Его отправили поездом в Котлас и оттуда пешим этапом в Ухту, на расстояние свыше 600 км. Из Ухты заключенных погнали в Печору, и им пришлось прошагать пешком еще 200 км. Из Печоры дошедших отправили пароходом в Усу, и оттуда по узкоколейке поездом в Воркуту. Там Иосифу опять повезло: его профессия оказалась востребованной, и свой первый лагерный год он работал зубным техником в лазарете. Удача изменила ему, когда он был заподозрен в подготовке побега и переведен на работу в угольной шахте. Позже ему довелось пройти через красноярские лагеря и в полном истощении физических сил закончить свой срок на золотых приисках Колымы. В 1942 году он вышел из лагеря и был переведен в Магадан, где его, теперь уже вольного, приняли на работу в лагерную больницу.

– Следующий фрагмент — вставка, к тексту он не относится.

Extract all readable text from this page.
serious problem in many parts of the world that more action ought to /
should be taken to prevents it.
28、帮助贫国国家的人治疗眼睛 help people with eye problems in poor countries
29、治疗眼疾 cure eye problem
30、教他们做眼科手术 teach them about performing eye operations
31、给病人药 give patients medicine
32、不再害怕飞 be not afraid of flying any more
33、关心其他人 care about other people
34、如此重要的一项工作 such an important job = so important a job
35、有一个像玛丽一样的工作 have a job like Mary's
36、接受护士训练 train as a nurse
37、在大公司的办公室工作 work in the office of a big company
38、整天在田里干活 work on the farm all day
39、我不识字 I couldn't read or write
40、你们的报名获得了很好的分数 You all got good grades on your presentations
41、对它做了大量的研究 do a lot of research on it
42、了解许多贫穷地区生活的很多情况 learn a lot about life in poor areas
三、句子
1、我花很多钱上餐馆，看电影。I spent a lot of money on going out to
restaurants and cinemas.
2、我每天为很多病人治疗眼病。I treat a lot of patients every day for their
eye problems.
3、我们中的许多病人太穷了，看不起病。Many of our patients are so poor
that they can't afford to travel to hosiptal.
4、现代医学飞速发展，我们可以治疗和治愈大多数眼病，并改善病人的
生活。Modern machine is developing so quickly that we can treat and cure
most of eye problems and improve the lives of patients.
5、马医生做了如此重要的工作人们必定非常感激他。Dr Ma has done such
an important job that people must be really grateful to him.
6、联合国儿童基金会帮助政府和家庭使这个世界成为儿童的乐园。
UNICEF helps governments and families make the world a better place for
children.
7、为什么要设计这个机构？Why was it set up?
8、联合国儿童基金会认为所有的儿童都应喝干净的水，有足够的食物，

Исаак Коган сумел продержаться на воле до весны 1938 года, но после ареста ему пришлось намного труднее, чем его старшему брату: времена изменились, и следствие по политическому делу теперь не могло обойтись без обвинений в шпионаже и подготовке терактов. Исааку были зачитаны показания, выбитые из члена ЦК партии ЦС Якова Вигдорзона, вместе с которым он находился в 1931 году в свердловской тюрьме. Согласно этим показаниям, в указанный период Вигдорзон пришел к выводу о том, что в связи с разгромом сионистского движения в СССР сионисты должны перейти к террористическим методам борьбы с советской властью, и определил, что подходящими для этого кадрами располагает «Ѓа-Шомер ѓа-цаир». Далее следствием утверждалось, что по поручению Вигдорзона Исаак отправился в 1934 году на Кавказ с целью организации там четырех террористических ячеек, которые должны были приступить к осуществлению диверсий по указанию нелегальной московской группы Иосифа Когана. В этой части выдвигавшиеся следствием обвинения «подтверждались» показаниями Зрубавеля Евзирихина, еще одного члена руководства ЦС, вместе с которым Исаак находился в ссылке в Туруханском крае.

Казалось, ход следствия неотвратимо вел Исаака Когана к расстрельной стенке, у которой в последний период пребывания Ежова на посту наркома внутренних дел оказались Вигдорзон, Евзирихин, Йеѓошуа Альтшулер и некоторые другие руководители ЦС. Но Исаак, стойко сносивший пытки, отказывался подтвердить изобличавшие его показания. Он сумел продержаться до начала «бериевской оттепели» и в 1939 году получил восемь лет лагерей за антисоветскую деятельность, без предъявления ранее выдвигавшихся против него обвинений в шпионаже и терроризме.

До 1942 года Исаак отбывал свой срок вблизи Красноярска, после чего в составе группы из нескольких тысяч заключенных он был переведен на Урал, в окрестности Соликамска. В 1946 году Исаак вышел на свободу, но в начале 1948 года он снова оказался за решеткой. Вскоре после этого был арестован и Иосиф Коган: его увезли на Лубянку прямиком из Бутырской тюрьмы, куда он пришел с передачей для своего младшего брата. Иосифу без особых церемоний добавили пять лет лагерей, Исааку – в три раза больше. Иосиф снова попал в Воркуту, Исаак оказался на Колыме. Оба вышли на свободу вскоре после смерти Сталина в 1953 году. Прошло еще двадцать лет, и братья Коганы, осуществив мечту своей юности, оказались в Израиле.